Peki bu savaşta öğretmenlerle bir toplantı yapılıp, ‘işin uzmanları’ olarak ayrıntılar onlara bırakıldı mı? Hayır.


Mutasyon çocuklarda ve gençlerde hızla yayılıyor diyen işin uzmanlarına kulak verildi mi? Hayır.


Okulları açtılar mı? Evet...


Öğretmenleri aşıladılar mı? Aşılama başlıyor dediler.


Sonra ne yaptılar?


24 şubat 2021... Milli Eğitim bakanı kolları sıvadı törenle aşılandı! Bakana yapılan bu ‘tek doz’ aşı ile 1 milyondan fazla öğretmenin koronavirüse karşı bağışıklık kazanması beklendi! Şaşırtıcı ama gerçek... Üstelik beklenti hala devam ediyor memlekette.


Tek doz aşı ile 1.5 milyona yakın çalışanı olan eğitim camiasını aşılamış gibi emindi o gün bakan. Aşının yapıldığı yere elindeki pamukla bastırırken, “Aşılama süreci sayesinde yüz yüze eğitimde bir tehlike yok” dedi.


Günler geçti.

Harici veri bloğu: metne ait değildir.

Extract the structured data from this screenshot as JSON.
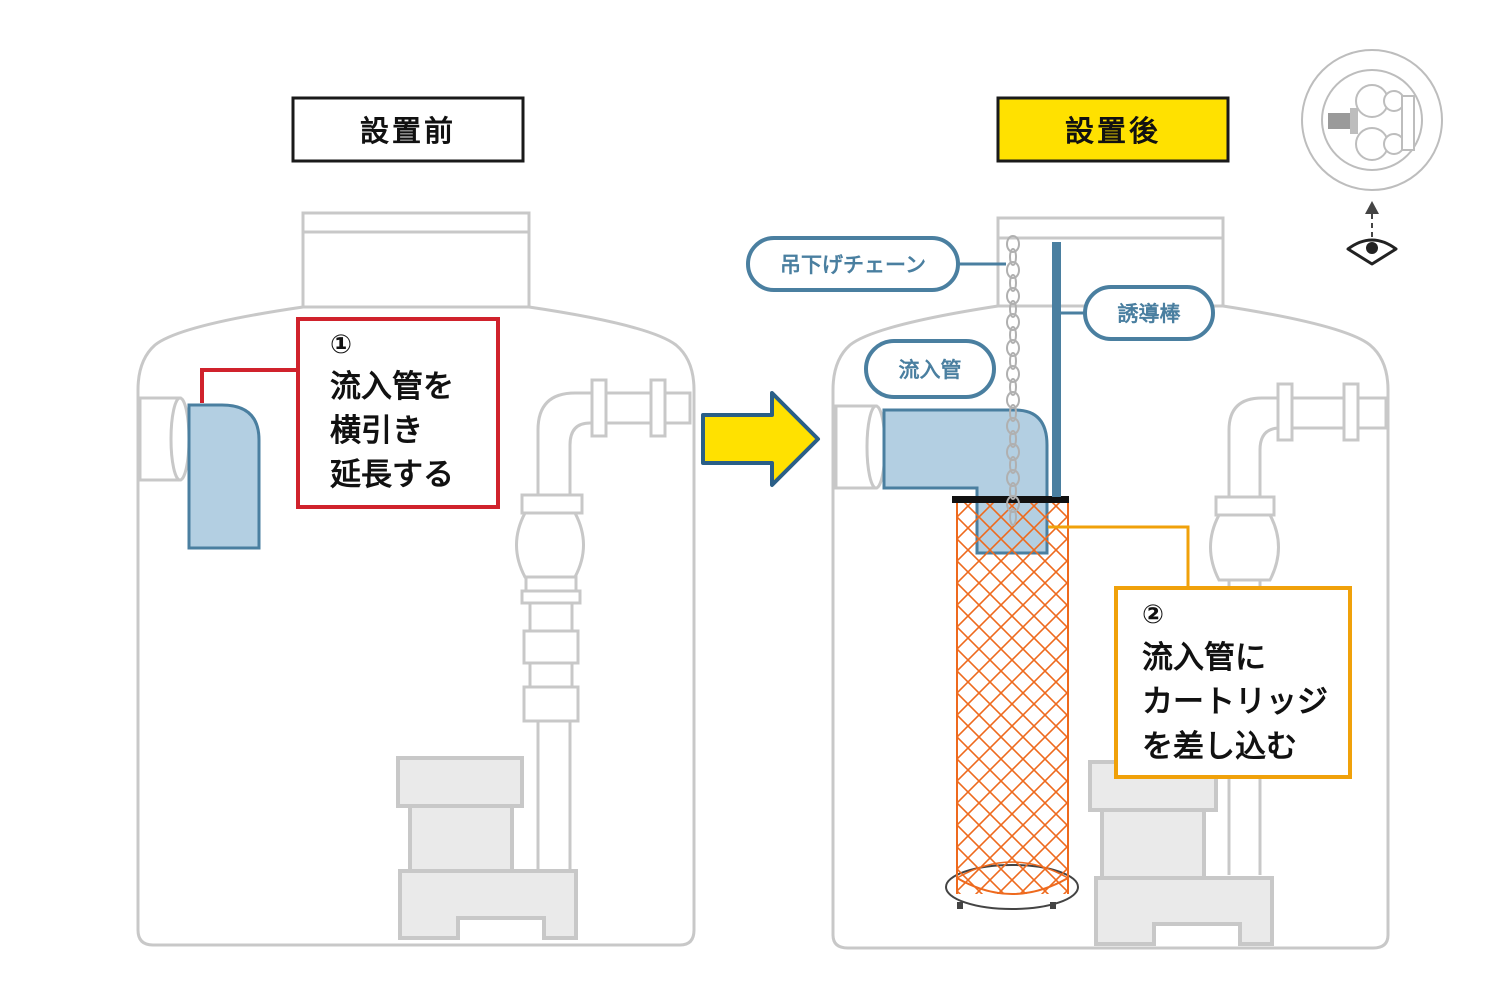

Yüzbinlerce öğretmen boşuna aşılanmayı bekledi. 15 şubat 5 mart tarihlerinde 95 öğretmende Covid-19 görüldü. 5-12 mart haftasında 141’e çıktı vaka sayısı, 12-19 mart haftasında 475’e, 19-26 mart haftasında 669’a yükseldi... Nisan’ın 9’u oldu, kaç öğretmene çıktı bu vaka sayısı Allah bilir. Hastalığı kapan öğretmenler şimdiye kadar kaç öğrenciyle yüz yüze eğitim yaptı, siz hesaplayın...


Bakan beyin aşılandığı tarihten düne kadar, çoğu öğretmen 16 eğitim çalışanı ise göz göre göre koronavirüse yenik düşüp yaşamını yitirdi!


İşte bu yüzden biz, önce kendisi aşılanıp gerisi için ‘mevlam kayıra’ diyenleri değil; savaşın ateşi arasında bile öğretmenini, bir ülkenin geleceğini düşünen eldeki bütçenin çoğunu savaşa ayırırken hiç olmazsa bir kısmını eğitime harcama büyüklüğünü gösterenleri ve Atatürk’ü özlüyoruz.